Para Fernando Alonso, o arranque de videiras é “fim de linha”, deve ser mesmo o último recurso. Quanto ao resto, “a produção está alinhada”. Sobre a circular do IVDP diz este dirigente que a proibição, ou, antes, um controlo mais apertado “era algo desejado há muito tempo”. “Não havia controlo nenhum daquilo que entrava para a região e o que entrava estava a provocar um desequilíbrio naquilo que é a sustentabilidade da região”, comenta. Está nas direcções da Associação da Lavoura Duriense e da União das Adegas Cooperativas da Região Demarcada do Douro (Uniadegas), mas salvaguarda que fala como viticultor e dirigente da Adega Cooperativa do Vale da Teja.
“Vemos a medida como bastante positiva, defendemo-la na íntegra desde o início. Houve, finalmente, vontade política de tratar o assunto de forma diferente.” A mesma vontade política que, querendo, conseguirá arranjar meios para fiscalizar os camiões-cisterna (no caso do vinho) e os TIR (no caso das uvas) nas estradas da RDD quando chegarem as vindimas, faz notar Fernando Alonso, numa alusão à insuficiência de fiscais e à dificuldade do IVDP em contratar mais recursos humanos.

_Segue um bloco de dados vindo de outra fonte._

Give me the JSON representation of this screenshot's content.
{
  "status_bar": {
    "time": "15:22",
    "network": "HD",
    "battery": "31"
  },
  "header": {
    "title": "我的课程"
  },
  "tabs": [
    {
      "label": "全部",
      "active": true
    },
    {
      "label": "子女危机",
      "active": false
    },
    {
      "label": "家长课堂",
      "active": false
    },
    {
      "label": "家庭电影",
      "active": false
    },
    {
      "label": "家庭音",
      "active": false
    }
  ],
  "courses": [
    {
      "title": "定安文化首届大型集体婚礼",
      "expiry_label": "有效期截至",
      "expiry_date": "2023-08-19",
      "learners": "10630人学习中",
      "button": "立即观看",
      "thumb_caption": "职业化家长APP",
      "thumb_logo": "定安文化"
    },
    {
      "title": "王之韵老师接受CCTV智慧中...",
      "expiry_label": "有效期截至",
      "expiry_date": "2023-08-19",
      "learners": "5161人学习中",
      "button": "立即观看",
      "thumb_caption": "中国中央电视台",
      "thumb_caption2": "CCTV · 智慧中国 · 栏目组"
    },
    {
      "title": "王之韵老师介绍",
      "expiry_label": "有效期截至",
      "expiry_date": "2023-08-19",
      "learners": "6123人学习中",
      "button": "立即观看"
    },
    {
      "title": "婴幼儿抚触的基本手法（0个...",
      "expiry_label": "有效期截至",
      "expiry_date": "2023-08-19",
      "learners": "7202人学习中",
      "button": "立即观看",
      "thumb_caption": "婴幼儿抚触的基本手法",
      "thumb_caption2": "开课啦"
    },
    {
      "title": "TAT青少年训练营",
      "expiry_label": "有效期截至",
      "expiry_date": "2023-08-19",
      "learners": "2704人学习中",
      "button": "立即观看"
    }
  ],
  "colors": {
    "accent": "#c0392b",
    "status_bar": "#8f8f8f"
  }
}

“Em boa hora foi possível e vamos perceber porque só foi agora e não pôde ser no ano passado ou há dois anos”, comentou, logo nos dias a seguir à divulgação da circular do IVDP, o presidente da Federação Renovação do Douro. Ouvido pela Lusa à margem de uma audição na Comissão de Agricultura e Pescas no passado dia 22, Rui Paredes disse que a medida é “fundamental”, porque “o movimento de entrada de vinhos de fora da região estava a empurrar os preços para baixo”.
À boca pequena, há muito que a região aponta o dedo às adegas cooperativas, não todas, a três ou quatro num total que na RDD rondará hoje uma dúzia. Essas estarão preocupadas e o PÚBLICO sabe que o IVDP tem feito reuniões com esses operadores. Para os sensibilizar, para lá da circular, que o princípio é mesmo proibir, para bem de todos. “Quanto mais elevado for o valor das DOP Porto e Douro, maior o rendimento dos viticultores. Incrementará o preço da sua uva”, escreve, numa apreciação geral, o instituto ao PÚBLICO.
É, mas há outro perigo à espreita, chegando Agosto/Setembro. “Estamos realmente preocupados com outra questão nesta vindima: com a dispensa de muitos viticultores por parte dos operadores, a pressão sobre as adegas cooperativas vai aumentar”, alerta Alonso.
Notícia actualizada dia 31/05/2024, às 11h19, no 4.º e 5.º parágrafos clarifica-se que legalmente não podia, nem pode, entrar na região vinho a granel para ser usado na produção de vinho DOP, apesar de isso, na realidade, acontecer.